Bir öğretmen maaşı, ancak bir hafta geçinmeye yetiyor. Zaten yarısı ev kirasına, ulaşıma gidiyor.
Bu durumda, insanımız da mecburen
mucizeler yaratmak zorunda kalıyor.
Az parayla hayatta kalabilme mucizesi... Bu mucizelerle yaşanan hayat, hayat mıdır? Yoksa, sürekli sıkıntı, kısıntı, fedakarlık, herşeyden vazgeçme, hayatın zevk yerine eziyet olması mıdır? Oysa elin "gavuru", elini attığı her yerde para kazanma sistemleri kurmuş. Genellikle para sorun değil.
Yıllar önce, 4 bin lira aylık öğrenci kredisi aldığım zamanlarda, tanıştığım bir Alman çift, öğrenci olduklarını ve yaz aylarında aldıkları
öğrenci kredisini de, böyle dünya seyahati ile değerlendirdiklerini anlattıklarında, çok şaşırmıştım. O sırada bira içiyorduk. Ben, bizde öğrenci kredisinin yaz aylarında ödenmediğini, diğer aylarda aldığımız paranın da sadece 4 bin lira olduğunu söylediğimde, şaşırma sırası onlara gelmişti. Çünkü o sırada içtiğimiz biranın fiyatı 4 bin lira idi. İçlerinden erkek olan, ayrıca
internetteki çeşitli sistemlerden kazandığı para ile bir otomobil aldığını anlattığında, ben daha internetle tanışmamıştım bile. Dolayısiyle, neden söz ettiğini, aslında pek anlamamıştım :)
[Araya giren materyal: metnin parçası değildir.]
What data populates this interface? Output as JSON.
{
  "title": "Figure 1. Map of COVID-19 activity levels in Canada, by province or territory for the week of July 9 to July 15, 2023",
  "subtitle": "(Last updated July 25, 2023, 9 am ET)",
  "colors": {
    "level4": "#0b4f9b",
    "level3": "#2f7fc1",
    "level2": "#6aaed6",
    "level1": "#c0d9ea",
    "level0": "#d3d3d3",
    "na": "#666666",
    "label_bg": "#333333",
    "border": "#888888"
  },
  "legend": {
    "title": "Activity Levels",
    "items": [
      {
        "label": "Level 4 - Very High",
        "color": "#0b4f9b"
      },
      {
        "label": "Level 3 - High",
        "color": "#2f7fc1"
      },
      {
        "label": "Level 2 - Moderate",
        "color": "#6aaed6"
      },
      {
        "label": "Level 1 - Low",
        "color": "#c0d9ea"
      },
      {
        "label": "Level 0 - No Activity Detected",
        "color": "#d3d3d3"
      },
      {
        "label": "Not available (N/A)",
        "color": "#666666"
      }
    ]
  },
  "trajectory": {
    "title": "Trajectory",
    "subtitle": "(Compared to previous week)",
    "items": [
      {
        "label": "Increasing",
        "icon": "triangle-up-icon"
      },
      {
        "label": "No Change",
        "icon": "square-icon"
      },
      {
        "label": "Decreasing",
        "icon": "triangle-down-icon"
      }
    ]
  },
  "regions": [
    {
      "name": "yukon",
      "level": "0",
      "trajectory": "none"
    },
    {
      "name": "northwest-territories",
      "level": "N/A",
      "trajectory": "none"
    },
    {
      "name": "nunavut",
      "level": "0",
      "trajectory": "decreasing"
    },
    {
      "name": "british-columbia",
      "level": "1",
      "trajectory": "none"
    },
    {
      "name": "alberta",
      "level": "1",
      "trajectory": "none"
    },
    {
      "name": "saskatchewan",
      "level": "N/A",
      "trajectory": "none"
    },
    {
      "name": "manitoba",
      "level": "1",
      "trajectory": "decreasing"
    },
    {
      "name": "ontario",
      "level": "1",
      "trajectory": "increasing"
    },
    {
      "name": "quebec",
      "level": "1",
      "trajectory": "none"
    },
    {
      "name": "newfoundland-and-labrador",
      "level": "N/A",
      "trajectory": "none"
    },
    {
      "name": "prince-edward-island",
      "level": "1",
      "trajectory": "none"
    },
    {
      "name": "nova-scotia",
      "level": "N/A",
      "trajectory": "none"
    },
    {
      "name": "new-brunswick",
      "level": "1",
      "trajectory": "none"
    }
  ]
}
Yıllar geçti, onların kurduğu para kazanma sistemlerinden artık biz de yararlanabiliyoruz. Bizde de benzer sistemler birer ikişer kuruluyor... Artık biz de,
"internetten kazandığımız para" ile araba satın alabiliriz. Mortgage gibi yeni sistemler sayesinde, ev, emlak satın alabiliriz. Tatillerde eve kapanmak yerine, gönlümüzce seyahat edebilir, otellerde kalabilir, ailemizle hoş vakit geçirebiliriz. Bilgisayar, cep telefonu gibi ihtiyaçlarımızı bu
internet geliri ile karşılayabiliriz. Her ayın sonunda, ev sahibine ve kredi kartlarına nasıl para bulacağımızı düşünmekten kurtulabiliriz. Hayatımızı,
üç kuruşu denkleştirerek" yaşamaya çalışma eziyeti yerine, zevk alınan bir süreç haline getirebiliriz.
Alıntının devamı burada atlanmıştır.